Visiting the COPE center is heavy. Head down to the river to process what you’ve learned and reflect on history and how it continues to haunt people today. Vientiane is conveniently located on the banks of the Mekong River. There’s a lovely boardwalk that’s a popular place for locals to go for a morning run or stroll for the evening with their families. During my visit, the water levels were extremely high due to flooding and there were many boat rides available.
PATOUXAY VICTORY MONUMENT
Reflections at the beautiful Patouxay Victory Monument.

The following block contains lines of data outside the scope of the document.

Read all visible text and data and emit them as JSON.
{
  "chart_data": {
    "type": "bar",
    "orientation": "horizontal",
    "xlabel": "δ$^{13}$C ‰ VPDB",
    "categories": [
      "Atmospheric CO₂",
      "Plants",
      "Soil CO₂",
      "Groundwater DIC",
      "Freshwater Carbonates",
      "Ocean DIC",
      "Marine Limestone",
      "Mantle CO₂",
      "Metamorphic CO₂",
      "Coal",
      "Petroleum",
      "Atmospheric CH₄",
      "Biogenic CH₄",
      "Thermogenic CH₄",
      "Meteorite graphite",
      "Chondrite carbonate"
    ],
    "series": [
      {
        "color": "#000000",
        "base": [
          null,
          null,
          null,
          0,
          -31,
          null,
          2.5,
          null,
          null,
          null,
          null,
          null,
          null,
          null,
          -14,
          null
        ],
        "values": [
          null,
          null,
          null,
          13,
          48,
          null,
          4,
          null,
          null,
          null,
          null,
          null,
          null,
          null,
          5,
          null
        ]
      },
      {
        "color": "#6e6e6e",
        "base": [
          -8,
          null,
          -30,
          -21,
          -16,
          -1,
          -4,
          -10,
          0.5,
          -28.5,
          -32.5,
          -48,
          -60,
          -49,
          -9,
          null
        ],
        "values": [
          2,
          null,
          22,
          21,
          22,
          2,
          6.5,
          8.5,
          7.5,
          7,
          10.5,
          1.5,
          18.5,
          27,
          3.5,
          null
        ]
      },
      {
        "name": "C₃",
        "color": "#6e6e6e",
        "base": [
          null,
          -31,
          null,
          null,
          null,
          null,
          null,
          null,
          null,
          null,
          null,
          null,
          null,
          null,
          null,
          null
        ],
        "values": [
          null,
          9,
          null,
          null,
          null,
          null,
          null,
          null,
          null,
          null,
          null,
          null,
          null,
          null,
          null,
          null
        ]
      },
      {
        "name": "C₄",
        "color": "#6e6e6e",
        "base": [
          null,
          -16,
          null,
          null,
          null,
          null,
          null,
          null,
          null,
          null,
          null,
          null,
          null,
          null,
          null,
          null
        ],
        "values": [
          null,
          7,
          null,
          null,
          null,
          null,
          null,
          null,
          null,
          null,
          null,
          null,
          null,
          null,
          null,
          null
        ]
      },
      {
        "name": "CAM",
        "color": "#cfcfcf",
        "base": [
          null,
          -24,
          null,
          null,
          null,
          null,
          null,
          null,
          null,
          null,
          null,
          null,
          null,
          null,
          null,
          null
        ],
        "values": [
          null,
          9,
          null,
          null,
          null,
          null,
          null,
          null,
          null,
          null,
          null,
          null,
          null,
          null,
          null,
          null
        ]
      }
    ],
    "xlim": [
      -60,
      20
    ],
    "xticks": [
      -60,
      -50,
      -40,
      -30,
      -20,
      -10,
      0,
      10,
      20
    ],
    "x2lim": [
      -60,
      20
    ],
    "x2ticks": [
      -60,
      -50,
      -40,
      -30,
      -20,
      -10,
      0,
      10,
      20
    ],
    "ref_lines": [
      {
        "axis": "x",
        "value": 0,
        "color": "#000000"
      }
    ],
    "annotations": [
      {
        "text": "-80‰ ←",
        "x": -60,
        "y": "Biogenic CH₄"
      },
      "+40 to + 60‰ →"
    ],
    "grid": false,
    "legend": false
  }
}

In the style of the famous arches that can be found in Paris, Barcelona, and even New York City’s Washington Square Park is the Patouxay Victory Monument (GoogleMaps). The arch was erected in the 1960s as a war memorial and boasts stunning traditional Laotian carvings. It’s best to visit early in the morning as this is a popular spot for tourist to snap selfies as it’s one of the most common things to do in Vientiane. It’s free to explore the area from the outside.
PHA THAT LUANG GOLDEN STUPA
The Golden Stupa at Pha That Luang in Vientiane.
Pha That Luang (GoogleMaps), also known as the Vientiane’s Golden Stupa, is one of the most iconic Buddhist structures in Laos and therefore one of the most fascinating cultural things to do in Vientiane. The 145-foot golden stupa is believed to rest on a spot that has been considered sacred and held some sort of monument since the 3rd century.
Views around the Pha That Luang temple grounds.
The temple grounds are actually much larger than just the golden stupa. There’s a museum as well as several Buddhist structures that are flanked with impressive statues and adorned with neon paintings that depict Buddha’s life. Be sure to also pay respect to the reclining Buddha–this pose represents Buddha in his death. Did you know that Buddha was a human and isn’t considered to be a god?